Sisters in my Stake, in front of quilts they will be donating soon.


One of my first posts on this blog was about a group of women in my hometown who got together every Tuesday morning to do humanitarian work. (Check out the original post here.) After several years and two other towns, I moved back into my childhood home this summer. Crazy life kept me from the going over to the stake center on Tuesdays, but now that school has started, I went back. This time I had a daughter in tow, pedaling the same bike with the same bike trailer I'd used to haul my son over in. But everything is older. The bike, the trailer, me. I don't remember it being so hard to bike all that way!

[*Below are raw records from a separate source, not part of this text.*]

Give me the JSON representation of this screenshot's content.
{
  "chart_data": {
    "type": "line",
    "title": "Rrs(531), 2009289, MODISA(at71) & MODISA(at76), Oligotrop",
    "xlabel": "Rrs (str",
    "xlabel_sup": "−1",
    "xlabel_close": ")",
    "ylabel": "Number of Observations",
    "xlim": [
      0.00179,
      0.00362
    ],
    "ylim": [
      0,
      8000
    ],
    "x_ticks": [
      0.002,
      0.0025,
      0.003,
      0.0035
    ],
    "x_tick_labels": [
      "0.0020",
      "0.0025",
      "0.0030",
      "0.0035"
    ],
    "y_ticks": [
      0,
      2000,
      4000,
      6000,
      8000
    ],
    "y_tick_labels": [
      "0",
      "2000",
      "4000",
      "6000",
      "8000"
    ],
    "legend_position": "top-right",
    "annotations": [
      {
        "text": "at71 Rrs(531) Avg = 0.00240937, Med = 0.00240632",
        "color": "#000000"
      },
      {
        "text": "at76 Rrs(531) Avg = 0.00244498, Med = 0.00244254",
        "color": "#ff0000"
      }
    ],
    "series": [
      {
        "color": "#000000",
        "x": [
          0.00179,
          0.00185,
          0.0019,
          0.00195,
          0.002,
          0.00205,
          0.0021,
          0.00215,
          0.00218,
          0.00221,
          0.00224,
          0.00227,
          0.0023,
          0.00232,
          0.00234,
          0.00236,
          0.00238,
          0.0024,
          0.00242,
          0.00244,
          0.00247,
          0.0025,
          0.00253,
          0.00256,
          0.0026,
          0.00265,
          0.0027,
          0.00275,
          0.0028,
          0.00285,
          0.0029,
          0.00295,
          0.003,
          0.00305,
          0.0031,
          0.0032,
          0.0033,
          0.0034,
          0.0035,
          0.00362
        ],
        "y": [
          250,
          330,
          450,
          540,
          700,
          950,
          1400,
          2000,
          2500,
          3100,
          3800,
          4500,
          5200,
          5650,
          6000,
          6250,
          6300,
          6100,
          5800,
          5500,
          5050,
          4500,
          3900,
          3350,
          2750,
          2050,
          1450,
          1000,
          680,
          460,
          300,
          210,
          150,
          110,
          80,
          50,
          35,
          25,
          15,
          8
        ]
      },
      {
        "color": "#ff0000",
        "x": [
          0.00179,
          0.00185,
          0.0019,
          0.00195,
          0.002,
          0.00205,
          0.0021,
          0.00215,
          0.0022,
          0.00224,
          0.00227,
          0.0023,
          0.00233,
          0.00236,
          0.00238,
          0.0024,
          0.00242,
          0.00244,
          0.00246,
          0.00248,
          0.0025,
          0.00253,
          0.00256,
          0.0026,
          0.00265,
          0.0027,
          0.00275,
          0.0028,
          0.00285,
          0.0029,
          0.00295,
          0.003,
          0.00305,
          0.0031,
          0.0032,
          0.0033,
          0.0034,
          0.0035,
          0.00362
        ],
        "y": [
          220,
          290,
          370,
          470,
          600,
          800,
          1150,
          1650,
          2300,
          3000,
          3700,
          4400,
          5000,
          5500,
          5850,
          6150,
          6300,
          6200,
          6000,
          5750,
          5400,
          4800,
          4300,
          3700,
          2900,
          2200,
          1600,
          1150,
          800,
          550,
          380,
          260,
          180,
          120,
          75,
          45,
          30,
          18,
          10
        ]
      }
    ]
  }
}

And that same day, my little boy started fifth grade.

Fifth!

Despite the years that have passed, I found a scene straight from my memory. A handful of women, many of them the same ones I met that first time, still faithfully working away, one tie, one quilt and one project at a time. I had to take a moment to think about the sheer numbers involved in what they've done. Using mostly donated materials from the stake, they have tied at least one quilt each week for the last five years! And that's just the basic stuff. They also make school kits, shopping bags, Days for Girls kits, newborn blankets, newborn kits, and a bunch more stuff I can't even begin to tally up. The stuff in the photo below are the supplies they have to move out of the room so they can get to the stuff inside. Most of the boxes are full of things to make the Days for Girls kits. They were getting ready to take them to a humanitarian meeting the next day.
The foyer outside the Humanitarian room in our stake center

The amazing thing is the reach these women have. They provide countless opportunities for the stake and community to serve and get involved, from asking for donations, to taking supplies to families or groups willing to assemble kits, to sending home sewing projects with people who can't make it to the Tuesday meetings.

I love that they are still working away like this, making a difference one Tuesday at a time. Big miracles truly come with small steps and even a small town humanitarian effort can do incredible things.

A few of the women who come to tie quilts.